A Penny For My Thoughts

My Faire Lady

By Paul Wein

Last Sunday, Julie and I went to the Maryland Renaissance Faire. She, dressed as a maiden and I as a Knight in shining armor, spent the day in an entirely different world. Calling each other My Lord and My Lady, we acted the way a loving couple would in the days of old - and in doing so - I realized that Julie is not only a true lady - but that she is indeed my fair lady in every way possible.

Upon our arrival, the first thing we did was "get married." Not oficially, but romantically. We participated in their "Renewal of Vows" ceremony, which they held as part of "Chivalry Week." With His Eminence Pastor Sinnius Vice presiding over the ceremony, which included songs and readings each professing true love - we stood together holding hands as we drew closer to the moment of the vows. When they came, we repeated what His Eminence said and then recited our own. I must tell you that while I hope that Julie found my vows to be romantic - I found hers to be so moving that I was brought to tears. Through her words, promises and vows - along with the truth in the meaning behind them - she made me feel so safe and free of doubt that this woman would ever break my heart. Twelve years ago, I got legally married and did not feel my ex-wife's vows had as much honesty and certainty behind them as Julie's had - that's how much what she said moved me.

After the ceremony, we went to the town's White Heart Tavern to have our wedding cake - and receive our ceremonial certificate. As I was standing there with the other participants, as well as His Eminence and the King himself - I actually felt as if I got married - even more so then when I actually did over a decade ago. All through the reception and for the rest of the day, I kept calling her "Mrs. Wein" and proudly told anyone within earshot that we got married and how much I love her. Despite my past fear of relationships and heartbreak - it felt really good to do so - because thanks to Julie - my fears were completely gone.

Between my long string of relationship disasters and my year-long stint of loneliness - I have come to realize something that I both knew all my life and know is obvious - but is something I never vocalized to myself before. Physically, although they come in different shapes and sizes - every woman on this planet has the same thing. What makes each woman unique, however, is their attitude, personality and character. Over the course of my life, I have dated some women with serious anger management problems, women who are absolutely impossible to please - and women who were more interested in the content of my wallet rather than the content of my heart. Julie, however, is anything but what I have experienced in my past. She wants to build a future instead of start a fight. She wants to be a team instead of be at each other's throats. She sees the big picture and not the big paycheck. And - she defines what a woman should be rather than add to the stereotype of what I have come to think a woman is.

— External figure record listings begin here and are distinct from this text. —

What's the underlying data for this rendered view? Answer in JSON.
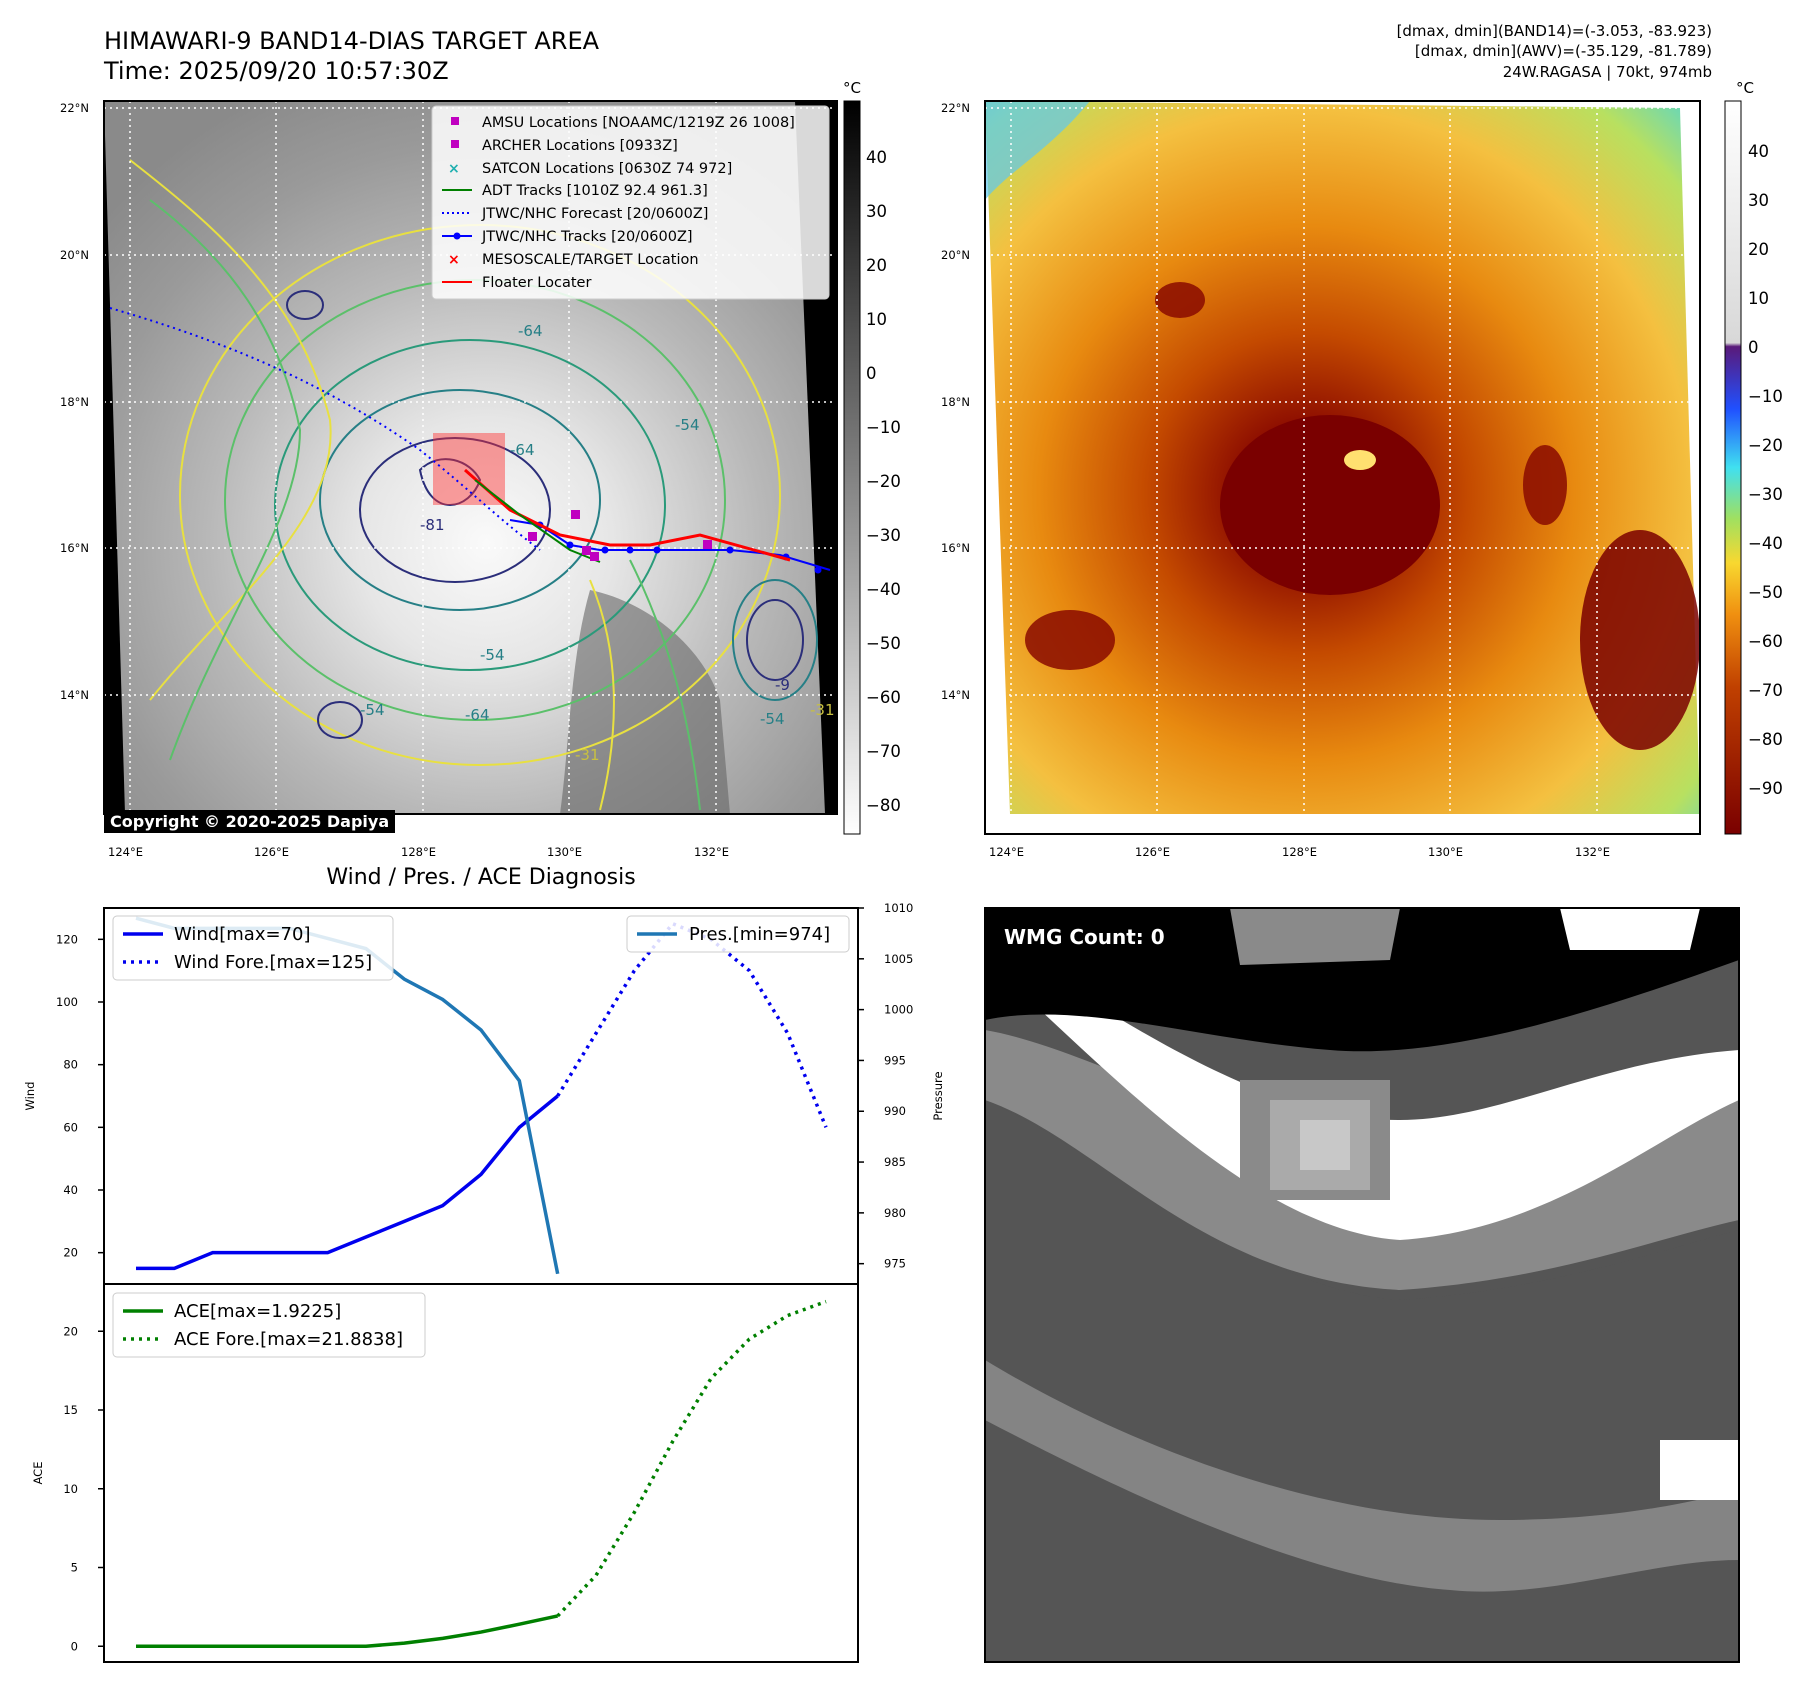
{
  "header": {
    "title_line1": "HIMAWARI-9 BAND14-DIAS TARGET AREA",
    "title_line2": "Time: 2025/09/20 10:57:30Z",
    "info_line1": "[dmax, dmin](BAND14)=(-3.053, -83.923)",
    "info_line2": "[dmax, dmin](AWV)=(-35.129, -81.789)",
    "info_line3": "24W.RAGASA | 70kt, 974mb"
  },
  "map": {
    "lat_labels": [
      "22°N",
      "20°N",
      "18°N",
      "16°N",
      "14°N"
    ],
    "lon_labels": [
      "124°E",
      "126°E",
      "128°E",
      "130°E",
      "132°E"
    ],
    "contour_labels": [
      "-64",
      "-64",
      "-81",
      "-54",
      "-54",
      "-54",
      "-31",
      "-31",
      "-9",
      "-64",
      "-54"
    ],
    "copyright": "Copyright © 2020-2025 Dapiya",
    "legend": [
      {
        "label": "AMSU Locations [NOAAMC/1219Z 26 1008]",
        "symbol": "square",
        "color": "#c000c0"
      },
      {
        "label": "ARCHER Locations [0933Z]",
        "symbol": "square",
        "color": "#c000c0"
      },
      {
        "label": "SATCON Locations [0630Z 74 972]",
        "symbol": "x",
        "color": "#20b0b0"
      },
      {
        "label": "ADT Tracks [1010Z 92.4 961.3]",
        "symbol": "line",
        "color": "#008000"
      },
      {
        "label": "JTWC/NHC Forecast [20/0600Z]",
        "symbol": "dotted",
        "color": "#0000ff"
      },
      {
        "label": "JTWC/NHC Tracks [20/0600Z]",
        "symbol": "line-dot",
        "color": "#0000ff"
      },
      {
        "label": "MESOSCALE/TARGET Location",
        "symbol": "x",
        "color": "#ff0000"
      },
      {
        "label": "Floater Locater",
        "symbol": "line",
        "color": "#ff0000"
      }
    ],
    "colorbar_unit": "°C",
    "colorbar_ticks": [
      "40",
      "30",
      "20",
      "10",
      "0",
      "−10",
      "−20",
      "−30",
      "−40",
      "−50",
      "−60",
      "−70",
      "−80"
    ]
  },
  "awv_map": {
    "lat_labels": [
      "22°N",
      "20°N",
      "18°N",
      "16°N",
      "14°N"
    ],
    "lon_labels": [
      "124°E",
      "126°E",
      "128°E",
      "130°E",
      "132°E"
    ],
    "colorbar_unit": "°C",
    "colorbar_ticks": [
      "40",
      "30",
      "20",
      "10",
      "0",
      "−10",
      "−20",
      "−30",
      "−40",
      "−50",
      "−60",
      "−70",
      "−80",
      "−90"
    ]
  },
  "wmg": {
    "label": "WMG Count: 0"
  },
  "chart_data": [
    {
      "type": "line",
      "title": "Wind / Pres. / ACE Diagnosis",
      "ylabel": "Wind",
      "ylabel_right": "Pressure",
      "ylim": [
        10,
        130
      ],
      "ylim_right": [
        973,
        1010
      ],
      "yticks": [
        20,
        40,
        60,
        80,
        100,
        120
      ],
      "yticks_right": [
        975,
        980,
        985,
        990,
        995,
        1000,
        1005,
        1010
      ],
      "x_count": 19,
      "series": [
        {
          "name": "Wind[max=70]",
          "axis": "left",
          "style": "solid",
          "color": "#0000ee",
          "x": [
            0,
            1,
            2,
            3,
            4,
            5,
            6,
            7,
            8,
            9,
            10,
            11
          ],
          "values": [
            15,
            15,
            20,
            20,
            20,
            20,
            25,
            30,
            35,
            45,
            60,
            70
          ]
        },
        {
          "name": "Wind Fore.[max=125]",
          "axis": "left",
          "style": "dotted",
          "color": "#0000ee",
          "x": [
            11,
            12,
            13,
            14,
            15,
            16,
            17,
            18
          ],
          "values": [
            70,
            90,
            110,
            125,
            120,
            110,
            90,
            60
          ]
        },
        {
          "name": "Pres.[min=974]",
          "axis": "right",
          "style": "solid",
          "color": "#1f77b4",
          "x": [
            0,
            1,
            2,
            3,
            4,
            5,
            6,
            7,
            8,
            9,
            10,
            11
          ],
          "values": [
            1009,
            1008,
            1008,
            1008,
            1008,
            1007,
            1006,
            1003,
            1001,
            998,
            993,
            974
          ]
        }
      ],
      "legend_left": [
        "Wind[max=70]",
        "Wind Fore.[max=125]"
      ],
      "legend_right": [
        "Pres.[min=974]"
      ]
    },
    {
      "type": "line",
      "ylabel": "ACE",
      "ylim": [
        -1,
        23
      ],
      "yticks": [
        0,
        5,
        10,
        15,
        20
      ],
      "x_count": 19,
      "series": [
        {
          "name": "ACE[max=1.9225]",
          "style": "solid",
          "color": "#008000",
          "x": [
            0,
            1,
            2,
            3,
            4,
            5,
            6,
            7,
            8,
            9,
            10,
            11
          ],
          "values": [
            0,
            0,
            0,
            0,
            0,
            0,
            0,
            0.2,
            0.5,
            0.9,
            1.4,
            1.9225
          ]
        },
        {
          "name": "ACE Fore.[max=21.8838]",
          "style": "dotted",
          "color": "#008000",
          "x": [
            11,
            12,
            13,
            14,
            15,
            16,
            17,
            18
          ],
          "values": [
            1.9225,
            4.5,
            8.5,
            13,
            17,
            19.5,
            21,
            21.8838
          ]
        }
      ]
    }
  ]
}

Unbelievably, we met over four-and-a-half years ago, but did not become a couple until July 27th of this year. I often wonder how differently my life would be if we had dated then instead of now. For one thing, doing so would have saved me a lot of heartache - and truthfully - I think that if we were together for the last four-and-a-half years - the "Renewal of Vows" ceremony we participated in last Sunday would have been just that.

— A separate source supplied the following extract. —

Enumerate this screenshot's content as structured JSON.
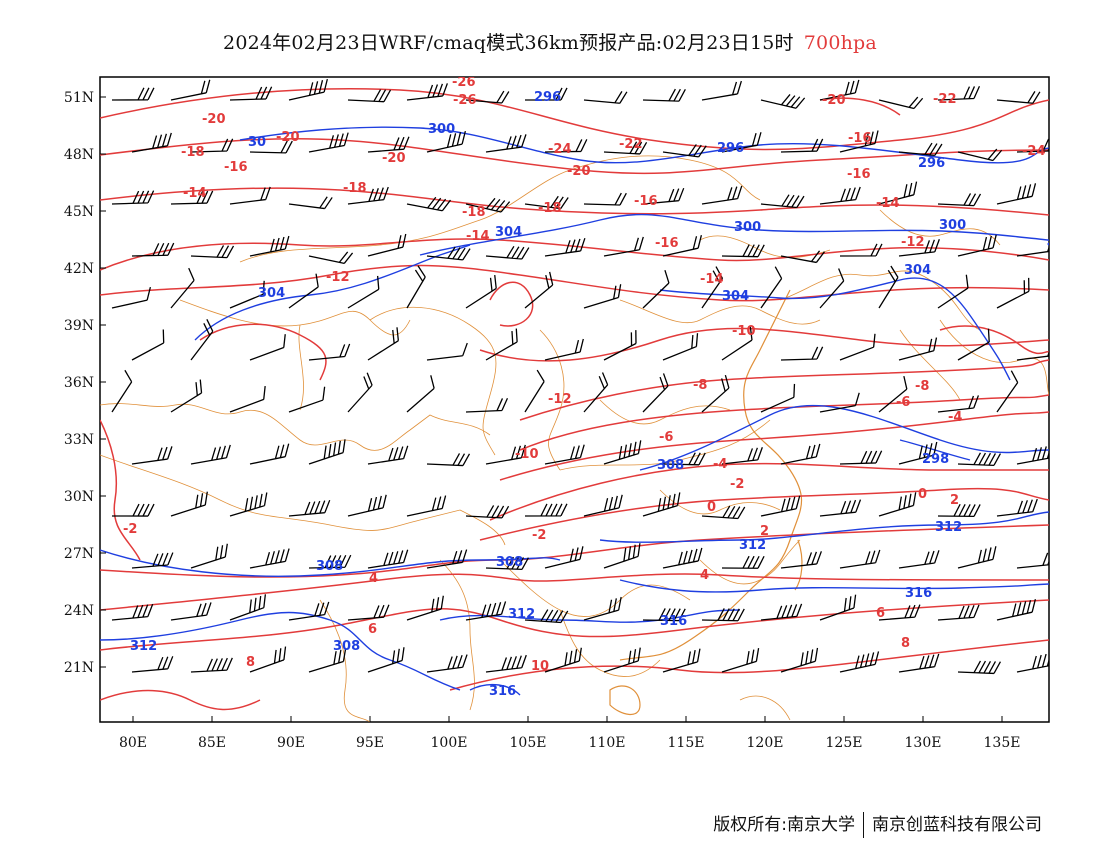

But rather than dwell on what could have been - I much prefer to focus on what is - and what will be. Considering the fact that Julie has, in addition to a gorgeous body - a beautiful mind, spirit, personality and soul - and the fact that I am thankfully everything she is looking for in a man - I am absolutely confident that this relationship is not doomed for disaster - but rather bound for greatness. We both know what the other one wants - and have what the other one needs. We both know what actions it would take to break each other's hearts - and have no intentions on doing them. And, we have each been searching for our respective Prince Charming and Cinderella - and now know that we have found them...

...and plan to live happily ever after.

"All my life, I've searched this whole world through.
Try as I might, to find someone like you.
The years drifted by, but it was always on my mind.
I didn't know just how long I'd go, until I ran out of time.
All my life, my stars were surely crossed.
Now and then, I missed the love I lost.
But all that changed, the day you said you'd be my wife.
Who could have known that finding you Would only take me all my life?"